Die manifestatie is inmiddels weer afgelopen, maar er valt nog het nodige na te genieten en mee te beleven in het boek dat Rick de Leeuw, Anna Luyten en Remco Sleiderink hebben samengesteld. Het is een heel afwisselend boek geworden, dat een passend huldeblijk aan vijfhonderd jaar stedelijke cultuur biedt. Hoog en laag zijn daarbij niet te onderscheiden. Het boek opent met een, in zijn letterlijke weergave wat aandoenlijk, dubbelinterview (‘Dat was toch met Katrien, van de kantwinkel op de Graslei?’) met de twee mensen die worden getypeerd als de drijvende krachten achter de rederijkersvereniging van nu, het echtpaar René Willems en Hélène Meylemans. Het gesprek getuigt van een buitengewoon authentieke liefde voor het theater en het woord, vooral wanneer de twee elkaar gaan bevragen: na zoveel jaren huwelijk nog altijd niet uitgesproken over toneel.

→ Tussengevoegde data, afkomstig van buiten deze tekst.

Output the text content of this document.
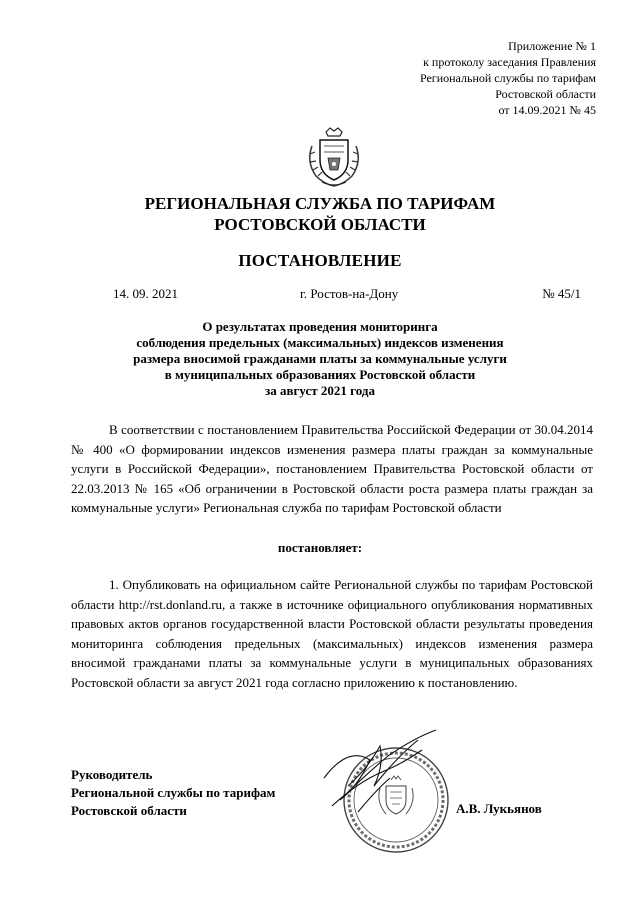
Приложение № 1
к протоколу заседания Правления
Региональной службы по тарифам
Ростовской области
от 14.09.2021 № 45
РЕГИОНАЛЬНАЯ СЛУЖБА ПО ТАРИФАМ
РОСТОВСКОЙ ОБЛАСТИ
ПОСТАНОВЛЕНИЕ
14. 09. 2021	г. Ростов-на-Дону	№ 45/1
О результатах проведения мониторинга
соблюдения предельных (максимальных) индексов изменения
размера вносимой гражданами платы за коммунальные услуги
в муниципальных образованиях Ростовской области
за август 2021 года
В соответствии с постановлением Правительства Российской Федерации от 30.04.2014 № 400 «О формировании индексов изменения размера платы граждан за коммунальные услуги в Российской Федерации», постановлением Правительства Ростовской области от 22.03.2013 № 165 «Об ограничении в Ростовской области роста размера платы граждан за коммунальные услуги» Региональная служба по тарифам Ростовской области
постановляет:
1. Опубликовать на официальном сайте Региональной службы по тарифам Ростовской области http://rst.donland.ru, а также в источнике официального опубликования нормативных правовых актов органов государственной власти Ростовской области результаты проведения мониторинга соблюдения предельных (максимальных) индексов изменения размера вносимой гражданами платы за коммунальные услуги в муниципальных образованиях Ростовской области за август 2021 года согласно приложению к постановлению.
Руководитель
Региональной службы по тарифам
Ростовской области	А.В. Лукьянов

Remco Sleiderink voert de lezer in kort bestek en zonder veel omhaal door de geschiedenis van ’t Mariacranske, dat zijn hoogtij in de zestiende eeuw beleefde, met getalenteerde artistieke leiders als Jan Smeken en Jan van den Dale. Dan volgt het gedicht van Jan Smeken met de beschrijving van het oorspronkelijke sneeuwfeest uit 1511, met een vertaling naar modern Nederlands door Rick de Leeuw, dichter en schrijver, maar toch vooral bekend als popmuzikant. Hij durft genoeg vrijheden te nemen om het pittige vers van Smeken te laten herleven: ‘Aan het Holland waren twee Noorse trollen/ Verbrand in hun smoel, verbrand aan hun hand/ De een ’n oud wijf, de snolste der snollen/ In haar kop gaapte een mond zonder tand’. De rest van het boek geeft een indruk van WIT, de winteractiviteiten van 2007. Bert De Keyser en David Van Reybrouck, curatoren van de onderdelen beeld en woord, worden kort geïnterviewd over het project. En uiteraard zijn de kunstwerken in fraaie foto’s vastgelegd en zijn de negen gedichten opgenomen, al dan niet met vertaling. Beeld en woord wisselen elkaar af en lijken in deze presentatie de dialoog aan te gaan. Anna Luyten en Rick de Leeuw geven een impressie van hun wandeling door de stad langs de beeldenroute en bezien de beelden in hun context.
Het slot is weer voor het verleden, in een stuk waarin de onbekende geschiedenis van de fusiepartner van ’t Mariacranske, De Wijngaard, wordt verkend. Rederijkerskamer ’t Mariacranske is geen naslagwerk, maar een fraai vormgegeven tijdsdocument en impressie van Brussels kunstleven. Het viert vijfhonderd jaar cultuur op een manier die eigenlijk veel spannender is dan de geijkte studie-plus-restauratie. Het gaat over de geschiedenis, maar nog meer over de kracht van creativiteit in de grote stad van vandaag.